European fund managers have tentatively increased their exposure to emerging European government debt, taking heart from the resounding Yes the Irish gave to EU enlargement last weekend. This vote to ratify the Nice treaty, which cleared the way for 10 mainly eastern European states, including Hungary, Poland, Slovakia and the Czech Republic, to become EU members, had lessened some of the uncertainty around the plan, they said.
Irish fund managers said the move was expected, given the higher yield on accession state paper and the greater security going forward that EU membership would bring.
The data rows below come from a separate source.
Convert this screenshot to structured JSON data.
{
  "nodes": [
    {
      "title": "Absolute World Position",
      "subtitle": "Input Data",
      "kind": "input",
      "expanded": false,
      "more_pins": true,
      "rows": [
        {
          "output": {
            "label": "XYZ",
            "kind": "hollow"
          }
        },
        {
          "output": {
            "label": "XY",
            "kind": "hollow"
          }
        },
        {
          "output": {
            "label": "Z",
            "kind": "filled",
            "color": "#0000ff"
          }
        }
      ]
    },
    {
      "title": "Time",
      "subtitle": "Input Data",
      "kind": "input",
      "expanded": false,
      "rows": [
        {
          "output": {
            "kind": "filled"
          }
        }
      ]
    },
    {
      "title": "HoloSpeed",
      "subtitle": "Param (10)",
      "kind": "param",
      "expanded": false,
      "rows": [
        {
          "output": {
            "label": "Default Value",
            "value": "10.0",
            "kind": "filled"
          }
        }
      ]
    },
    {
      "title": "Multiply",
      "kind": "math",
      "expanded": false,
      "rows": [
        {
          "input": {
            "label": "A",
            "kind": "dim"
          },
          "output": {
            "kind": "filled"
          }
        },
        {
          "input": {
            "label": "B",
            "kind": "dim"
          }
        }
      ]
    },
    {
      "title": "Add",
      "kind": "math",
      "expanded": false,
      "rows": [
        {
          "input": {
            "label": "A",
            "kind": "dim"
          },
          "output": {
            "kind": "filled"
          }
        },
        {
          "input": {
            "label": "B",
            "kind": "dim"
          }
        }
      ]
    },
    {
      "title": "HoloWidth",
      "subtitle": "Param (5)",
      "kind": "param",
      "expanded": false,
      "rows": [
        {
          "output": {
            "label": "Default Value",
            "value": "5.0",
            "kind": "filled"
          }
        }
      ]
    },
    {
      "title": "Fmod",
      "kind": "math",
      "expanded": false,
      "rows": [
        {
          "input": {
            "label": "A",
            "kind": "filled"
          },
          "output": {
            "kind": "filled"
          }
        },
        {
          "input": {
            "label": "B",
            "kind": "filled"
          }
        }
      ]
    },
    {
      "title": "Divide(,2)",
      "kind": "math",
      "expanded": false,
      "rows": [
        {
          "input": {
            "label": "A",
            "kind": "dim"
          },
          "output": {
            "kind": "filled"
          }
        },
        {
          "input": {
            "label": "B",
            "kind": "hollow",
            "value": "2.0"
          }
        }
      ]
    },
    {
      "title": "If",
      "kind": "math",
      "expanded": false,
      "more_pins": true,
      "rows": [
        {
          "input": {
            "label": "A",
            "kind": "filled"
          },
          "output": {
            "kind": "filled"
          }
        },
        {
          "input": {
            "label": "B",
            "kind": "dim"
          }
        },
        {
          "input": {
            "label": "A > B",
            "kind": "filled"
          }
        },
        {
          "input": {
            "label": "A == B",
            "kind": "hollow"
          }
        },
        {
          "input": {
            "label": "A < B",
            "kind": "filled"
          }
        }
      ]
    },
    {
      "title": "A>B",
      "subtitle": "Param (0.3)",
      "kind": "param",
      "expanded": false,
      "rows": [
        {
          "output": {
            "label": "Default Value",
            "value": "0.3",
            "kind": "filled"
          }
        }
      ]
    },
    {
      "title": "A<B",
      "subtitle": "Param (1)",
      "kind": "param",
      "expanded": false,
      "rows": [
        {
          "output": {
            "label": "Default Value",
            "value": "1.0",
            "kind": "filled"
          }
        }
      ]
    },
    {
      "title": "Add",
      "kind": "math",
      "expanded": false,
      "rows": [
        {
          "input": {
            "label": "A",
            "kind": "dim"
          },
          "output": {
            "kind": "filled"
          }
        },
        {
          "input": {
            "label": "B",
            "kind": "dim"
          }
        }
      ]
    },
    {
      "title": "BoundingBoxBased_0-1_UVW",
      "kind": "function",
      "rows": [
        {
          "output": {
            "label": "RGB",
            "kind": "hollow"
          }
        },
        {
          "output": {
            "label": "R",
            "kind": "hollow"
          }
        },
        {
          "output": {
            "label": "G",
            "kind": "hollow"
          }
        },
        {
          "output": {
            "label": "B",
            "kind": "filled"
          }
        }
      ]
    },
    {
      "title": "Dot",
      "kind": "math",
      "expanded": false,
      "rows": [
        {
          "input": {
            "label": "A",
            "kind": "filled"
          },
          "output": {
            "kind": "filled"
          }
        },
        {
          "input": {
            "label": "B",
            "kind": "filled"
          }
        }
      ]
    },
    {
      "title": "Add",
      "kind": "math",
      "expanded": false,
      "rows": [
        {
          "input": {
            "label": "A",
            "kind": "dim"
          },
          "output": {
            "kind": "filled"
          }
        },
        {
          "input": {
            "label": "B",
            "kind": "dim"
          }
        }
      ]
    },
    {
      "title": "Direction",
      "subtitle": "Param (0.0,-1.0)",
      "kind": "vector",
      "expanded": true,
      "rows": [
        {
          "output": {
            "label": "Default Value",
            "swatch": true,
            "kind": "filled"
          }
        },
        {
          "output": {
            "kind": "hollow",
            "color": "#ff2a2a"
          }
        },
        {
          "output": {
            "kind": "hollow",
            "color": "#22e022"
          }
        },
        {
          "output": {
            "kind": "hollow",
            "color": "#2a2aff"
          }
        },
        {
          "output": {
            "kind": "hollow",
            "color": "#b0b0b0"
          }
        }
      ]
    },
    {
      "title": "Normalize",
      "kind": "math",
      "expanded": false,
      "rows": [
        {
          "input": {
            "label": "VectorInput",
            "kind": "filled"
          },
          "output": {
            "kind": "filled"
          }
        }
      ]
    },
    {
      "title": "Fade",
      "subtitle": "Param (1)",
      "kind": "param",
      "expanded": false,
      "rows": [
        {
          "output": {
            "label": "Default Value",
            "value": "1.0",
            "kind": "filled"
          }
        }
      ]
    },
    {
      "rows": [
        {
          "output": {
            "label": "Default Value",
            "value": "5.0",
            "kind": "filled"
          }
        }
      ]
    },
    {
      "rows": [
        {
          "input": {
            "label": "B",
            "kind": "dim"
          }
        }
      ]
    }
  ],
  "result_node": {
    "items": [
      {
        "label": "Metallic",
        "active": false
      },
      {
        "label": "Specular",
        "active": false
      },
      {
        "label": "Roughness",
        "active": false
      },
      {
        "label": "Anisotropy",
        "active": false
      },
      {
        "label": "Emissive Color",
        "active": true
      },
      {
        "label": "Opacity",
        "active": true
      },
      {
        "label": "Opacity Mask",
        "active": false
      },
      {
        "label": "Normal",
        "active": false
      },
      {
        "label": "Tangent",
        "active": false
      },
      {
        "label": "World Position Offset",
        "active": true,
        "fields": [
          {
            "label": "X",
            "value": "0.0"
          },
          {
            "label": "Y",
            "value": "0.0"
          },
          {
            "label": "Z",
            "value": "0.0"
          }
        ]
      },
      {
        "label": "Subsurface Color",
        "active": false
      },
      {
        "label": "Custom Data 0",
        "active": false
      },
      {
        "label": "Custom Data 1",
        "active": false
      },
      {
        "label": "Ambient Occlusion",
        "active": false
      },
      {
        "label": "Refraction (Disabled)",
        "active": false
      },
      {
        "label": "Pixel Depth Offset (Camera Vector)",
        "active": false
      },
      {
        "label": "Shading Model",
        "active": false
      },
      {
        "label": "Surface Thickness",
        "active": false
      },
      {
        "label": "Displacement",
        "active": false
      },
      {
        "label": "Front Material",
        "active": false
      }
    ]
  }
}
But they suggested the time to move into the eastern European market would have been ahead of the Nice vote.
Swiss fund manager Lombard Odier Darier Hentsch said yesterday it had already transferred around €8 million, the entire cash amount held in its EU Convergence Bond Fund, into bonds. "Our general policy was one of caution, reflected in our cash position, short maturities and our hedged currencies... After the weekend, we're buying into the market," Mr Auke Koopal, head of fixed income, said on the sidelines of a presentation on the bank's fixed-income funds. As a result, Lombard Odier Darier Hentsch had increased exposure in Slovak paper to 17 per cent from 11 per cent and boosting Polish government bonds to 21 per cent from 16 per cent. It also removed its currency hedging, and while its investment in Hungarian bonds fell to 35 per cent from 40 per cent in the €105 million fund, the bank switched from the short end of the market to longer maturities.
Mr Michel Aubenas, who manages €80 million in converging Europe debt at French insurer AXA described the Irish vote as positive for the market and said he had since increased the duration on Polish government debt.
Others were more cautious. Swiss giant UBS said the vote was not enough to remove some of the risks surrounding the project.
Ms Charlotte Kroher, senior analyst at Activest, the fund management arm of Germany's HVB Group, said Polish and Slovak paper still offered falling yields in a stable currency environment, but argued that the smart money would have already been in the region for some time.